The title refers to the famous terra cotta statues that bear an enigmatic smile even in their afterlife and instill hope towards the idea of a happy death.
This quiet film about generational divides is full of pain, love, life and death. But mostly and finally, it’s about forgiveness. As predictable as it is, this heartwarming story is worth a visit, if for nothing more than to savor Brian Cox’s winning performance. Recommended.
NEW FOR THE HOME THEATER:
KANSAS CITY (1996)
Returning to the city of his birth for inspiration, maverick director Robert Altman helms an evocative, bullet-riddled tribute to the music and movies of his youth in Kansas City, a depression era gangster flick as only he could make one. Blondie O’hara (Jennifer Jason Leigh) resorts to desperate measures when her low-level hood husband Johnny (Dermot Mulroney) gets caught trying to steal from Seldom Seen (Harry Belafonte), a local crime boss operating out of a jazz joint The Hey-Hey Club. Out on a limb, Blondie kidnaps laudanum-addled socialite Carolyn (Miranda Richardson), hoping her influential policeman husband can pull the right strings and get Johnny out of Seldom Seen’s clutches.
Nominated for the Palme d’Or at Cannes and featuring a remarkable soundtrack performed live by some of the best players in contemporary jazz, one Altman’s most underrated and idiosyncratic films finally makes its long-awaited
hi-def Blu-ray debut. Extras include a fascinating commentary from director Altman. MVD visual.
THE PASSION OF DARKLY NOON (1995)
Described by critic Mark Kermode as an ”extraordinary filmmaker and one of the UK’s most imaginative talents,” visionary British director Philip Ridley followed his sensational debut The Reflecting Skin with another surreal excursion into the dark hart of the “American Dream.”
Darkly Noon (Brendan Fraser) is the sole survivor of a military style attack on an isolated religious community that reminded me of Ruby Ridge.
Stumbling through a forest in a daze, he is rescued by the free spirit and enigmatic Callie (Ashley Judd). Darkly finds himself feeling strange new desires for Callie as she nurses him back to health … only to watch her jump into the arms of her returning mute lover Clay (Viggo Mortensen). Lost in the woods with only his fundamentalist upbringing to make sense of his unrequited passions. Darkly soon descends into an explosive and lethal rage.
Ridley’s talent for spellbinding, hallucinogenic dream imagery is on full display on a glittering new transfer of his most formally inventive and electrifying film.
The mesmerizing soundtrack includes two songs co-written by Ridley. “Look What You’ve done (To My Skin)” performed by Gavin Friday and “Who Will Love Me Now?” performed by PJ Harvey. Blu-ray. Arrow Films.

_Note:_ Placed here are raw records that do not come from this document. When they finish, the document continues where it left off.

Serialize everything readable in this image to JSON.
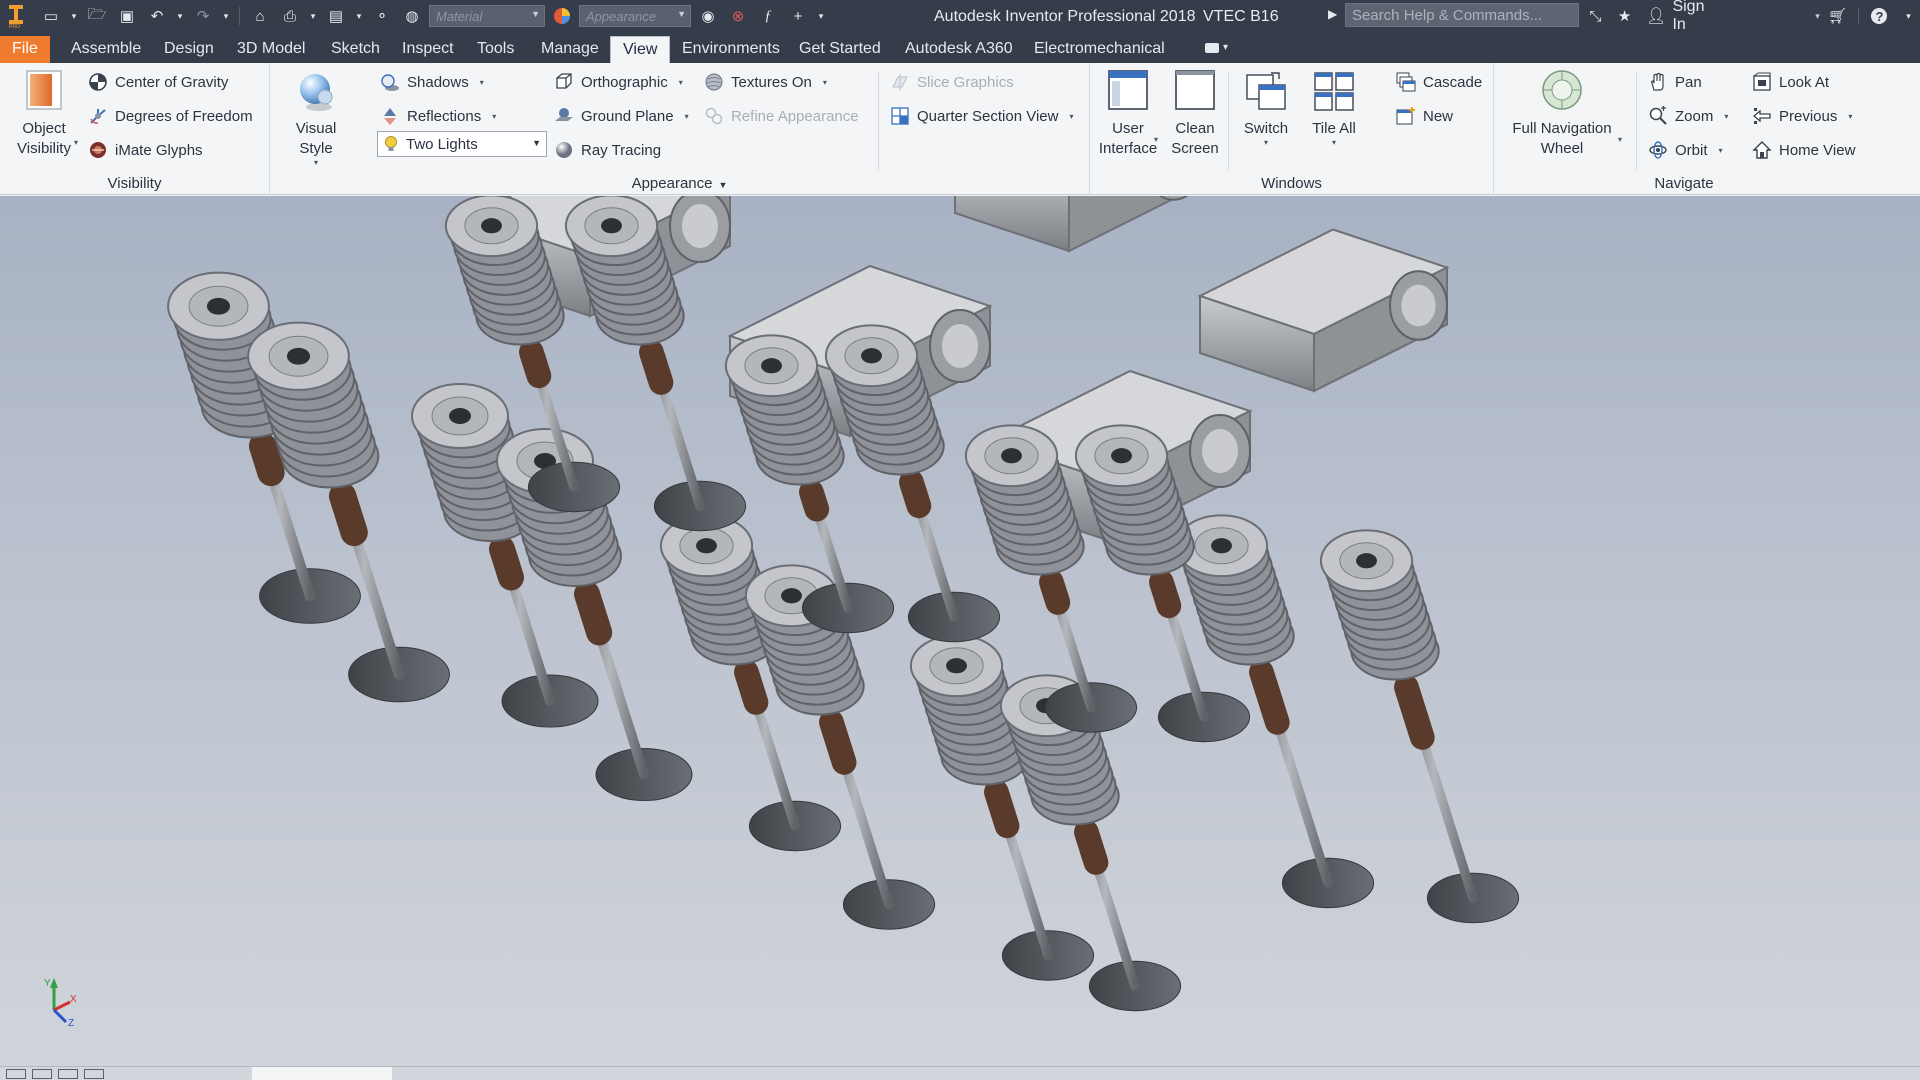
{
  "window": {
    "app_title": "Autodesk Inventor Professional 2018",
    "document_title": "VTEC B16",
    "search_placeholder": "Search Help & Commands...",
    "sign_in": "Sign In"
  },
  "qat": {
    "material_placeholder": "Material",
    "appearance_placeholder": "Appearance"
  },
  "tabs": [
    {
      "label": "File"
    },
    {
      "label": "Assemble"
    },
    {
      "label": "Design"
    },
    {
      "label": "3D Model"
    },
    {
      "label": "Sketch"
    },
    {
      "label": "Inspect"
    },
    {
      "label": "Tools"
    },
    {
      "label": "Manage"
    },
    {
      "label": "View"
    },
    {
      "label": "Environments"
    },
    {
      "label": "Get Started"
    },
    {
      "label": "Autodesk A360"
    },
    {
      "label": "Electromechanical"
    }
  ],
  "ribbon": {
    "visibility": {
      "title": "Visibility",
      "object_visibility": "Object Visibility",
      "center_of_gravity": "Center of Gravity",
      "degrees_of_freedom": "Degrees of Freedom",
      "imate_glyphs": "iMate Glyphs"
    },
    "appearance": {
      "title": "Appearance",
      "visual_style": "Visual Style",
      "shadows": "Shadows",
      "reflections": "Reflections",
      "lighting": "Two Lights",
      "orthographic": "Orthographic",
      "ground_plane": "Ground Plane",
      "ray_tracing": "Ray Tracing",
      "textures_on": "Textures On",
      "refine_appearance": "Refine Appearance",
      "slice_graphics": "Slice Graphics",
      "quarter_section_view": "Quarter Section View"
    },
    "windows": {
      "title": "Windows",
      "user_interface": "User Interface",
      "clean_screen": "Clean Screen",
      "switch": "Switch",
      "tile_all": "Tile All",
      "cascade": "Cascade",
      "new": "New"
    },
    "navigate": {
      "title": "Navigate",
      "full_navigation_wheel": "Full Navigation Wheel",
      "pan": "Pan",
      "zoom": "Zoom",
      "orbit": "Orbit",
      "look_at": "Look At",
      "previous": "Previous",
      "home_view": "Home View"
    }
  },
  "colors": {
    "titlebar": "#353d4a",
    "file_tab": "#ef7b2e",
    "ribbon_bg": "#f4f5f7",
    "viewport_top": "#a8b2c4",
    "viewport_bottom": "#d0d4da",
    "spring": "#9a9ca3",
    "valve_stem": "#5a3a2a",
    "valve_head": "#4e5257"
  },
  "triad": {
    "x": "X",
    "y": "Y",
    "z": "Z"
  }
}
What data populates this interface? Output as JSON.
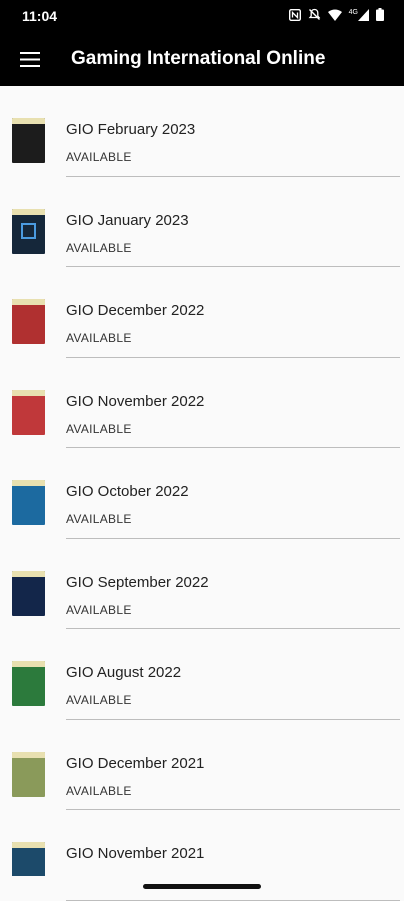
{
  "status_bar": {
    "time": "11:04",
    "icons": [
      "nfc-icon",
      "silent-icon",
      "wifi-icon",
      "network-4g-icon",
      "battery-icon"
    ],
    "network_label": "4G"
  },
  "app_bar": {
    "title": "Gaming International Online",
    "menu_icon": "hamburger-menu-icon"
  },
  "issues": [
    {
      "title": "GIO February 2023",
      "status": "AVAILABLE",
      "cover_color": "#1c1c1c"
    },
    {
      "title": "GIO January 2023",
      "status": "AVAILABLE",
      "cover_color": "#15273a"
    },
    {
      "title": "GIO December 2022",
      "status": "AVAILABLE",
      "cover_color": "#b03030"
    },
    {
      "title": "GIO November 2022",
      "status": "AVAILABLE",
      "cover_color": "#c0383a"
    },
    {
      "title": "GIO October 2022",
      "status": "AVAILABLE",
      "cover_color": "#1c6aa0"
    },
    {
      "title": "GIO September 2022",
      "status": "AVAILABLE",
      "cover_color": "#13264a"
    },
    {
      "title": "GIO August 2022",
      "status": "AVAILABLE",
      "cover_color": "#2c7a3c"
    },
    {
      "title": "GIO December 2021",
      "status": "AVAILABLE",
      "cover_color": "#8a9a5a"
    },
    {
      "title": "GIO November 2021",
      "status": "",
      "cover_color": "#1c4a6a"
    }
  ]
}
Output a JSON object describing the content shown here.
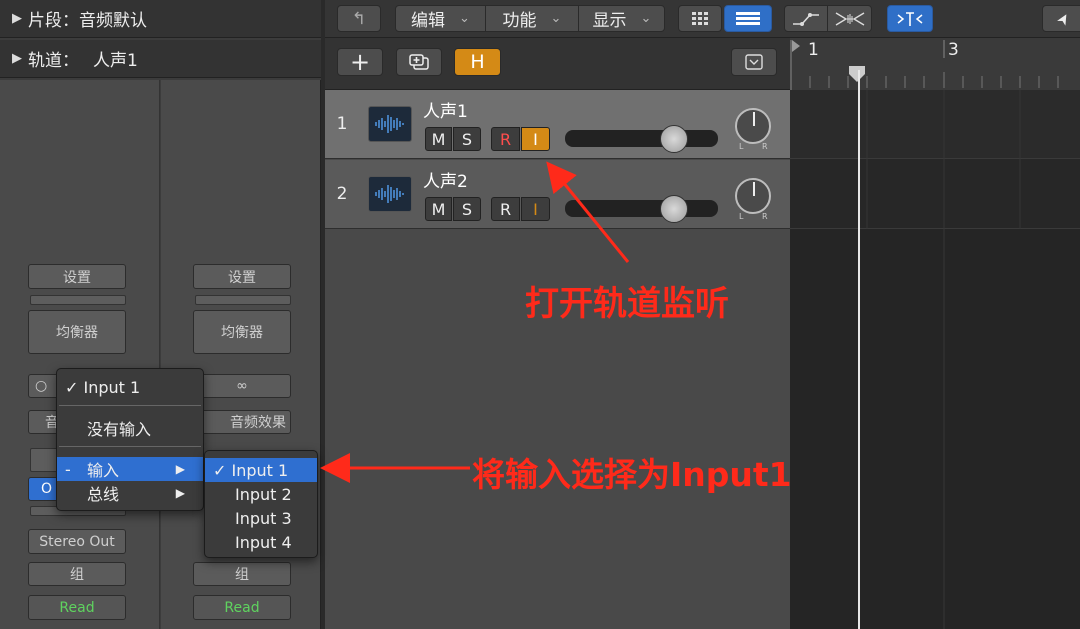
{
  "inspector": {
    "region_label": "片段：音频默认",
    "track_label": "轨道：",
    "track_name": "人声1",
    "strip_left": {
      "setting": "设置",
      "eq": "均衡器",
      "input_icon": "○",
      "audio_fx_partial": "音",
      "output_partial": "O",
      "output": "Stereo Out",
      "group": "组",
      "automation": "Read"
    },
    "strip_right": {
      "setting": "设置",
      "eq": "均衡器",
      "input_icon": "∞",
      "audio_fx": "音频效果",
      "group": "组",
      "automation": "Read"
    }
  },
  "toolbar": {
    "back_icon": "↰",
    "edit": "编辑",
    "function": "功能",
    "view": "显示",
    "chevron": "⌄",
    "pointer_icon": "➤"
  },
  "track_header": {
    "add_icon": "+",
    "hide_label": "H",
    "collapse_icon": "⌄"
  },
  "ruler": {
    "bar1": "1",
    "bar3": "3"
  },
  "tracks": [
    {
      "number": "1",
      "name": "人声1",
      "mute": "M",
      "solo": "S",
      "record": "R",
      "input_monitor": "I",
      "pan_l": "L",
      "pan_r": "R"
    },
    {
      "number": "2",
      "name": "人声2",
      "mute": "M",
      "solo": "S",
      "record": "R",
      "input_monitor": "I",
      "pan_l": "L",
      "pan_r": "R"
    }
  ],
  "input_menu": {
    "checked_item": "✓ Input 1",
    "no_input": "没有输入",
    "input_dash": "-",
    "input": "输入",
    "bus": "总线",
    "arrow": "▶"
  },
  "input_submenu": {
    "items": [
      "✓ Input 1",
      "Input 2",
      "Input 3",
      "Input 4"
    ]
  },
  "annotations": {
    "monitor": "打开轨道监听",
    "select_input": "将输入选择为Input1"
  },
  "colors": {
    "accent": "#2f6fd0",
    "annotation": "#ff2a1a",
    "record_active": "#ff4d4d",
    "monitor_on": "#d48a16",
    "hide_button": "#d48a16",
    "read_text": "#5fd35f"
  }
}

Also new on Blu-ray are two extraordinary, must see films previously reviewed on these pages when they were released theatrically.
From writer-director Terrence Malick comes this beautifully crafted and timeless story based real events about an unsung hero, Franz Jaggerstatter (August Diehl), an Austrian farmer who refused to fight for the Nazis during World War II. A truly great film that’s a about resisting evil even when no one, or hardly anyone, knows it.